Berbagai kontra-reaksi pun bermunculan dan menyebar luas. Tuntutan agar bertanggung jawab hingga desakan agar Kapolri mundur atau dicopot menjadi tema aksi berikutnya. Kantor-kantor polisi di berbagai tingkatan didemo, dikepung, bahkan ada yang dibakar oleh massa.
Polisi adalah institusi yang paling dekat dengan kehidupan sehari-hari masyarakat. Mulai dari sudut jalan, pusat keramaian, hingga ruang digital, keberadaan aparat kepolisian terasa nyata.
Mereka mengatur lalu lintas, menjaga demonstrasi, menindak kejahatan, hingga mengurus administrasi perizinan. Kehidupan publik tanpa polisi sulit untuk dibayangkan.
Namun, kedekatan ini sering kali justru menciptakan jarak. Alih-alih menjadi pelindung dan pengayom, polisi sering menjadi pihak yang paling banyak dikritik. Dari pungli di jalanan hingga skandal besar seperti suap, narkoba, dan judi, semua mengguncang institusi.
Citra polisi di mata publik sering kali tidak sesuai harapan. Kepercayaan masyarakat mudah runtuh setiap kali muncul kasus yang mencoreng nama baik kepolisian.
Ironisnya, lembaga yang diberi mandat untuk menegakkan hukum dan menjaga rasa aman malah sering dipandang bermasalah. Apakah ini sekadar ulah oknum atau ada masalah yang lebih mendasar?
Akar Kritik
Konstitusi Indonesia menegaskan peran kepolisian dalam Pasal 30 ayat (4) UUD 1945, yang menyebutkan bahwa Kepolisian Negara Republik Indonesia bertugas menjaga keamanan dan ketertiban masyarakat, menegakkan hukum, serta memberikan perlindungan, pengayoman, dan pelayanan kepada masyarakat.

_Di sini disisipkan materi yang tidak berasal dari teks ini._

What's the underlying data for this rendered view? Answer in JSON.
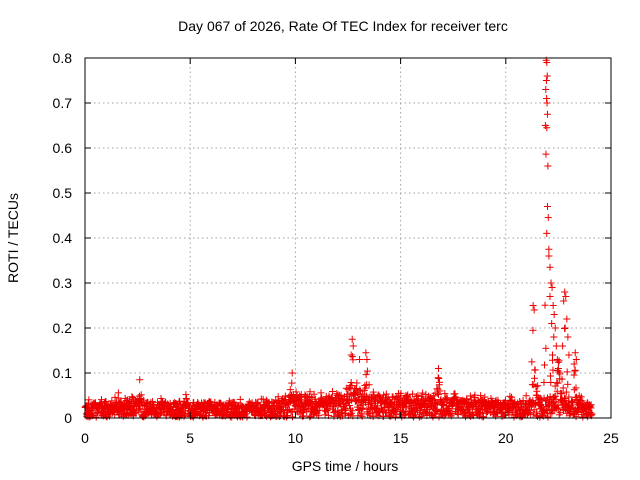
{
  "chart_data": {
    "type": "scatter",
    "title": "Day 067 of 2026, Rate Of TEC Index for receiver terc",
    "xlabel": "GPS time / hours",
    "ylabel": "ROTI / TECUs",
    "xlim": [
      0,
      25
    ],
    "ylim": [
      0,
      0.8
    ],
    "xticks": [
      0,
      5,
      10,
      15,
      20,
      25
    ],
    "yticks": [
      0,
      0.1,
      0.2,
      0.3,
      0.4,
      0.5,
      0.6,
      0.7,
      0.8
    ],
    "xtick_labels": [
      "0",
      "5",
      "10",
      "15",
      "20",
      "25"
    ],
    "ytick_labels": [
      "0",
      "0.1",
      "0.2",
      "0.3",
      "0.4",
      "0.5",
      "0.6",
      "0.7",
      "0.8"
    ],
    "grid": true,
    "marker": "+",
    "color": "#ee0000",
    "series": [
      {
        "name": "ROTI",
        "baseline_profile": {
          "x": [
            0,
            1,
            2,
            3,
            4,
            5,
            6,
            7,
            8,
            9,
            10,
            11,
            12,
            13,
            14,
            15,
            16,
            17,
            18,
            19,
            20,
            21,
            22,
            23,
            24
          ],
          "y": [
            0.03,
            0.03,
            0.035,
            0.03,
            0.03,
            0.03,
            0.03,
            0.03,
            0.03,
            0.035,
            0.045,
            0.04,
            0.045,
            0.05,
            0.045,
            0.04,
            0.04,
            0.04,
            0.035,
            0.035,
            0.03,
            0.035,
            0.04,
            0.04,
            0.03
          ]
        },
        "peaks": [
          {
            "x": 0.5,
            "y": 0.045
          },
          {
            "x": 1.6,
            "y": 0.07
          },
          {
            "x": 2.6,
            "y": 0.085
          },
          {
            "x": 3.6,
            "y": 0.06
          },
          {
            "x": 4.8,
            "y": 0.065
          },
          {
            "x": 5.9,
            "y": 0.05
          },
          {
            "x": 6.8,
            "y": 0.055
          },
          {
            "x": 7.8,
            "y": 0.05
          },
          {
            "x": 8.6,
            "y": 0.06
          },
          {
            "x": 9.8,
            "y": 0.1
          },
          {
            "x": 10.4,
            "y": 0.075
          },
          {
            "x": 11.2,
            "y": 0.065
          },
          {
            "x": 11.8,
            "y": 0.08
          },
          {
            "x": 12.7,
            "y": 0.175
          },
          {
            "x": 13.0,
            "y": 0.13
          },
          {
            "x": 13.4,
            "y": 0.145
          },
          {
            "x": 14.4,
            "y": 0.09
          },
          {
            "x": 15.3,
            "y": 0.07
          },
          {
            "x": 16.0,
            "y": 0.065
          },
          {
            "x": 16.8,
            "y": 0.11
          },
          {
            "x": 17.6,
            "y": 0.08
          },
          {
            "x": 18.5,
            "y": 0.065
          },
          {
            "x": 19.3,
            "y": 0.055
          },
          {
            "x": 20.2,
            "y": 0.075
          },
          {
            "x": 21.3,
            "y": 0.25
          },
          {
            "x": 21.5,
            "y": 0.1
          },
          {
            "x": 21.95,
            "y": 0.8
          },
          {
            "x": 22.2,
            "y": 0.3
          },
          {
            "x": 22.5,
            "y": 0.17
          },
          {
            "x": 22.8,
            "y": 0.28
          },
          {
            "x": 23.3,
            "y": 0.145
          },
          {
            "x": 23.9,
            "y": 0.05
          }
        ],
        "outliers": [
          {
            "x": 21.92,
            "y": 0.795
          },
          {
            "x": 21.95,
            "y": 0.79
          },
          {
            "x": 21.97,
            "y": 0.76
          },
          {
            "x": 21.93,
            "y": 0.75
          },
          {
            "x": 21.9,
            "y": 0.73
          },
          {
            "x": 21.94,
            "y": 0.71
          },
          {
            "x": 21.96,
            "y": 0.7
          },
          {
            "x": 21.98,
            "y": 0.675
          },
          {
            "x": 21.88,
            "y": 0.65
          },
          {
            "x": 21.95,
            "y": 0.645
          },
          {
            "x": 22.0,
            "y": 0.56
          },
          {
            "x": 21.98,
            "y": 0.47
          },
          {
            "x": 22.05,
            "y": 0.36
          },
          {
            "x": 22.1,
            "y": 0.335
          },
          {
            "x": 22.15,
            "y": 0.3
          },
          {
            "x": 22.2,
            "y": 0.29
          },
          {
            "x": 22.1,
            "y": 0.27
          },
          {
            "x": 22.25,
            "y": 0.25
          },
          {
            "x": 22.3,
            "y": 0.23
          },
          {
            "x": 22.18,
            "y": 0.21
          },
          {
            "x": 22.35,
            "y": 0.2
          },
          {
            "x": 22.28,
            "y": 0.18
          },
          {
            "x": 22.4,
            "y": 0.16
          },
          {
            "x": 22.22,
            "y": 0.14
          },
          {
            "x": 22.45,
            "y": 0.13
          },
          {
            "x": 22.5,
            "y": 0.11
          },
          {
            "x": 21.3,
            "y": 0.25
          },
          {
            "x": 21.35,
            "y": 0.24
          },
          {
            "x": 22.8,
            "y": 0.28
          },
          {
            "x": 22.85,
            "y": 0.27
          },
          {
            "x": 22.75,
            "y": 0.26
          },
          {
            "x": 22.9,
            "y": 0.22
          },
          {
            "x": 22.82,
            "y": 0.2
          },
          {
            "x": 22.95,
            "y": 0.18
          },
          {
            "x": 22.7,
            "y": 0.16
          },
          {
            "x": 23.0,
            "y": 0.14
          },
          {
            "x": 23.3,
            "y": 0.145
          },
          {
            "x": 23.35,
            "y": 0.13
          },
          {
            "x": 23.25,
            "y": 0.12
          },
          {
            "x": 12.7,
            "y": 0.175
          },
          {
            "x": 12.75,
            "y": 0.16
          },
          {
            "x": 12.65,
            "y": 0.14
          },
          {
            "x": 13.35,
            "y": 0.145
          },
          {
            "x": 13.4,
            "y": 0.13
          },
          {
            "x": 13.05,
            "y": 0.13
          },
          {
            "x": 16.8,
            "y": 0.11
          },
          {
            "x": 9.85,
            "y": 0.1
          },
          {
            "x": 2.6,
            "y": 0.085
          }
        ]
      }
    ]
  }
}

Rumusan ini menjadikan polisi sebagai garda terdepan dalam memastikan hukum berjalan dan rasa aman terjaga. Tugas dan kewenangan Polri diatur lebih lanjut dalam Undang-Undang Nomor 2 Tahun 2002 tentang Kepolisian.
Pasal 13 undang-undang ini merumuskan tiga tugas pokok Polri, yaitu memelihara keamanan dan ketertiban masyarakat, menegakkan hukum, serta melindungi dan mengayomi masyarakat.
Batas kewenangan polisi ditegaskan melalui prinsip penghormatan hak asasi manusia, kode etik profesi, serta berbagai peraturan internal, termasuk Peraturan Kapolri tentang etika profesi Polri. Setiap tindakan polisi harus sah secara hukum sekaligus pantas secara moral dan etika.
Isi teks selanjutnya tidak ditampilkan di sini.